— Tu vas mordre la poussière !
— Dans tes rêves ! Asshole ! Je vais te pulvériser !
— Asshole ?! Un peu de tenue, Mlle Jones !
— Tu ne m'auras pas avec tes « Mlle Jones » ! Ça ne marche plus avec moi ! Prends ça !
— Attends ! C'était quoi ce coup de pieds de la mort ?! Comment tu...
— Hé ! Hé ! Hé ! Des années de pratique...

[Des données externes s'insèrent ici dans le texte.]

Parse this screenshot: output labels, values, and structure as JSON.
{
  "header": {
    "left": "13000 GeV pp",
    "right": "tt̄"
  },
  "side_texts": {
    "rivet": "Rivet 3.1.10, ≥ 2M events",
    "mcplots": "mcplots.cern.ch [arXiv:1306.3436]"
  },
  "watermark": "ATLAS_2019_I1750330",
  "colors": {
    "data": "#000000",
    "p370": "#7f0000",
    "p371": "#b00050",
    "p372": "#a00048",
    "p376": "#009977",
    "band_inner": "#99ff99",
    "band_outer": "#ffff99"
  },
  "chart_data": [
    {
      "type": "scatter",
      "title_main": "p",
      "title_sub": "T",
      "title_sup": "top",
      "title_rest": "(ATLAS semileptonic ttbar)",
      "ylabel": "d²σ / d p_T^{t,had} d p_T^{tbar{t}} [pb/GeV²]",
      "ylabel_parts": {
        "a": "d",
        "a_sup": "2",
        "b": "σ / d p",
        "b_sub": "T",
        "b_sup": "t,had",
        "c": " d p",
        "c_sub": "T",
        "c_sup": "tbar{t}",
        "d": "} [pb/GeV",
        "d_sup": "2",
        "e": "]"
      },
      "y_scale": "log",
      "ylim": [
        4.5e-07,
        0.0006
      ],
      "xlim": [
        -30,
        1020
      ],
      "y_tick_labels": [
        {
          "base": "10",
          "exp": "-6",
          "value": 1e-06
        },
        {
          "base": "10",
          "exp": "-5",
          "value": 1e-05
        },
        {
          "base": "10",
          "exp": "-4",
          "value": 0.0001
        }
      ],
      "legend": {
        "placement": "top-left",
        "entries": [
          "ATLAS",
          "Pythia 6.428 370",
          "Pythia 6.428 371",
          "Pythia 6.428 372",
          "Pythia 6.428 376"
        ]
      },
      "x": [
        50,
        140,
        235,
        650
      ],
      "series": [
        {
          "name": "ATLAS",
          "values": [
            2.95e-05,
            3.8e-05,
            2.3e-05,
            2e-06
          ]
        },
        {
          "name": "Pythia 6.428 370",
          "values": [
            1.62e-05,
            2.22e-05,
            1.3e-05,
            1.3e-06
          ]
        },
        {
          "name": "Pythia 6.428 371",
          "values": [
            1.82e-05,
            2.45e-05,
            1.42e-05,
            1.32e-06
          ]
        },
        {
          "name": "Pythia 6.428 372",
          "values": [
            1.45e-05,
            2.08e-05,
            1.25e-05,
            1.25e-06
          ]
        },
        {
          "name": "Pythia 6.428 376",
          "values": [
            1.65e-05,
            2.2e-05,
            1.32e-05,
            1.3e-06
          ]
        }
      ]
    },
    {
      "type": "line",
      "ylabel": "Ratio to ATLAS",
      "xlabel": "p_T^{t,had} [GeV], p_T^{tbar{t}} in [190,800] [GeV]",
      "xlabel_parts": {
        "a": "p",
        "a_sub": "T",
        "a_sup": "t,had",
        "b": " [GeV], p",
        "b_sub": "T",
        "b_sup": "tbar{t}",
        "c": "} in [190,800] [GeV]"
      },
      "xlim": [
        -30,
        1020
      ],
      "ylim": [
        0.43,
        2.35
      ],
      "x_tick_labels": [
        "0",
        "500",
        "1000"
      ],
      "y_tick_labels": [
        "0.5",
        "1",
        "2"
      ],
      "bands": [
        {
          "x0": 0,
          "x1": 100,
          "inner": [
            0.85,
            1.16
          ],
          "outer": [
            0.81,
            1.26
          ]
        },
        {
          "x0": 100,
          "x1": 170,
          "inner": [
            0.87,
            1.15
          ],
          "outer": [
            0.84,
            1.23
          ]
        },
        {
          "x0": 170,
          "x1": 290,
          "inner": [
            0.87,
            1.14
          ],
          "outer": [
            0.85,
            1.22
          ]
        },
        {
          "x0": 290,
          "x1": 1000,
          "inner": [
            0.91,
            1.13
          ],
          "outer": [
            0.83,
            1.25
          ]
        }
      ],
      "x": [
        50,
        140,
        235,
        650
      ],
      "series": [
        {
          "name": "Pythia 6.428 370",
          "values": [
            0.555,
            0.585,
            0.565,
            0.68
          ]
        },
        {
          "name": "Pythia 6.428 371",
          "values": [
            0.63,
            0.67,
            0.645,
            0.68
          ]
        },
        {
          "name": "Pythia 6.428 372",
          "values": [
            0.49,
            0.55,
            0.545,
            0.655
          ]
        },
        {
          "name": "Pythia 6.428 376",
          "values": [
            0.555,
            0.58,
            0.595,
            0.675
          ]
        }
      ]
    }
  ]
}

— Bon dieu ! Je ne vais pas me laisser faire ! Mon honneur est en jeu !
— Vas-y ! Je t'attends...
Lupita et Darius s'affrontaient à travers un jeu de combat qui ne leur laissait aucun répit. Darius en difficulté depuis le début, - il avait quand même bien perdu en pratique depuis son adolescence... alors que Lupita jouait chaque jour au moins une heure...-, galérait à tenter de gagner. La jeune femme exultait sans honte. Elle n'allait pas gâcher son plaisir de battre le « patron » quand même...
Enfin, ça, c'était ce qu'elle voulait faire croire à Darius pour que le final soit crédible. Sinon, il se vexerait. Et franchement, un amant vexé était sans aucun doute moins performant qu'un homme sûr de sa puissance.
— Ahhhh ! Putain ! Mais... Attends ! hurla-t-elle brusquement en loupant plusieurs coups successifs, Tu fais quoi, là ?!
— Game over ! J'ai gagné ! J'ai gagné ! cria Darius avec une banane d'adolescent fier de lui, en brandissant la manette.
Puis, il se jeta sur Lupita, qui faisait semblant d'être déçue d'une manière parfaitement vraisemblable. Le canapé accueillit facilement leur première étreinte et les suivantes.
***
Jung accusa réception du message et le lut en s'arrêtant devant la porte de la galerie d'art. Il sourit en voyant la photo d'un écran de télé sur lequel s'affichait un score donnant Darius gagnant.
— Qu'est-ce qui te fait sourire comme ça ? dit alors Aïko d'une voix renfrognée en lui volant son portable.
— Depuis quand es-tu jalouse, toi...
— Depuis le premier jour, mais surtout depuis que je porte cette fichue bague de fiançailles, répliqua la jeune femme en souriant à la photo, je suis sûre qu'elle l'a laissé gagner.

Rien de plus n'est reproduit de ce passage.